Launched in 2020 when millions of workers suddenly found themselves on video calls all day, Together Mode used AI to cut out each participant's head and shoulders and place everyone into a shared virtual environment — a coffee shop, an auditorium, a conference room. The goal was to reduce the visual fatigue of staring at a grid of floating faces and recreate some sense of shared physical presence.

What Together Mode Actually Did

The feature was genuinely clever from a technical standpoint. Rather than each person appearing in their own isolated rectangle, Together Mode composited everyone into a single scene, sitting side by side as if they were really in the same room. Microsoft's research at the time suggested it reduced mental fatigue and made conversations feel more natural.

It also came with some memorable — if cringe-worthy — interactive features. Users could tap a coworker on the shoulder or deliver a virtual high five, gestures that landed somewhere between endearing and deeply strange depending on your workplace culture.

For all its novelty, Together Mode worked best in larger meetings and brainstorming sessions, where the visual chaos of a standard grid call made it hard to feel like a cohesive group. In one-on-ones or small team standups, most people quietly stuck with the default layout.

Why Microsoft Is Moving On

The short answer: the pandemic is over, and the way people use video conferencing has shifted considerably. Hybrid work has normalized, and many of the anxieties that drove Together Mode's creation — isolation, screen fatigue, the disorienting blur of remote collaboration — have been replaced by new priorities around simplicity, speed, and AI-assisted productivity.

Microsoft hasn't spelled out exactly what's replacing Together Mode, but the direction is clear: a leaner, less gimmicky Teams experience focused on core communication and the company's Copilot AI tools. The rollout is gradual, meaning some users will lose access to the feature before others.

The Broader Lesson in Pandemic Tech

Together Mode is far from the only pandemic-born feature to quietly fade away. Virtual backgrounds became ubiquitous and then exhausting. Zoom fatigue entered the lexicon. The novelty of digital happy hours wore off fast.
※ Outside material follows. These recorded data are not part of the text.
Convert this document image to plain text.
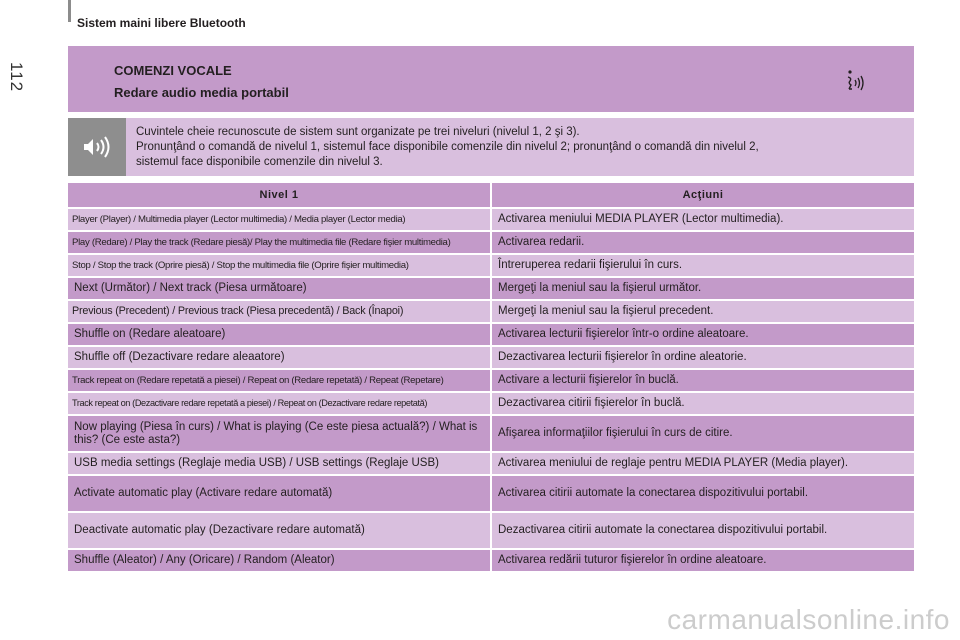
Sistem maini libere Bluetooth
112	COMENZI VOCALE
Redare audio media portabil
Cuvintele cheie recunoscute de sistem sunt organizate pe trei niveluri (nivelul 1, 2 şi 3).
Pronunţând o comandă de nivelul 1, sistemul face disponibile comenzile din nivelul 2; pronunţând o comandă din nivelul 2,
sistemul face disponibile comenzile din nivelul 3.
Nivel 1	Acţiuni
Player (Player) / Multimedia player (Lector multimedia) / Media player (Lector media)	Activarea meniului MEDIA PLAYER (Lector multimedia).
Play (Redare) / Play the track (Redare piesă)/ Play the multimedia file (Redare fişier multimedia)	Activarea redarii.
Stop / Stop the track (Oprire piesă) / Stop the multimedia file (Oprire fişier multimedia)	Întreruperea redarii fişierului în curs.
Next (Următor) / Next track (Piesa următoare)	Mergeţi la meniul sau la fişierul următor.
Previous (Precedent) / Previous track (Piesa precedentă) / Back (Înapoi)	Mergeţi la meniul sau la fişierul precedent.
Shuffle on (Redare aleatoare)	Activarea lecturii fişierelor într-o ordine aleatoare.
Shuffle off (Dezactivare redare aleaatore)	Dezactivarea lecturii fişierelor în ordine aleatorie.
Track repeat on (Redare repetată a piesei) / Repeat on (Redare repetată) / Repeat (Repetare)	Activare a lecturii fişierelor în buclă.
Track repeat on (Dezactivare redare repetată a piesei) / Repeat on (Dezactivare redare repetată)	Dezactivarea citirii fişierelor în buclă.
Now playing (Piesa în curs) / What is playing (Ce este piesa actuală?) / What is this? (Ce este asta?)	Afişarea informaţiilor fişierului în curs de citire.
USB media settings (Reglaje media USB) / USB settings (Reglaje USB)	Activarea meniului de reglaje pentru MEDIA PLAYER (Media player).
Activate automatic play (Activare redare automată)	Activarea citirii automate la conectarea dispozitivului portabil.
Deactivate automatic play (Dezactivare redare automată)	Dezactivarea citirii automate la conectarea dispozitivului portabil.
Shuffle (Aleator) / Any (Oricare) / Random (Aleator)	Activarea redării tuturor fişierelor în ordine aleatoare.
carmanualsonline.info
What's interesting about Together Mode's retirement is what it says about where enterprise software is heading. The future Microsoft is betting on isn't a warmer, more human-feeling video call — it's AI that summarizes your meetings, drafts your follow-up emails, and helps you avoid attending certain calls altogether.

For those who genuinely loved the sense of camaraderie Together Mode provided, the loss is real. For everyone who found it a little too try-hard, it's a quiet goodbye to one of the stranger chapters in the history of how we work.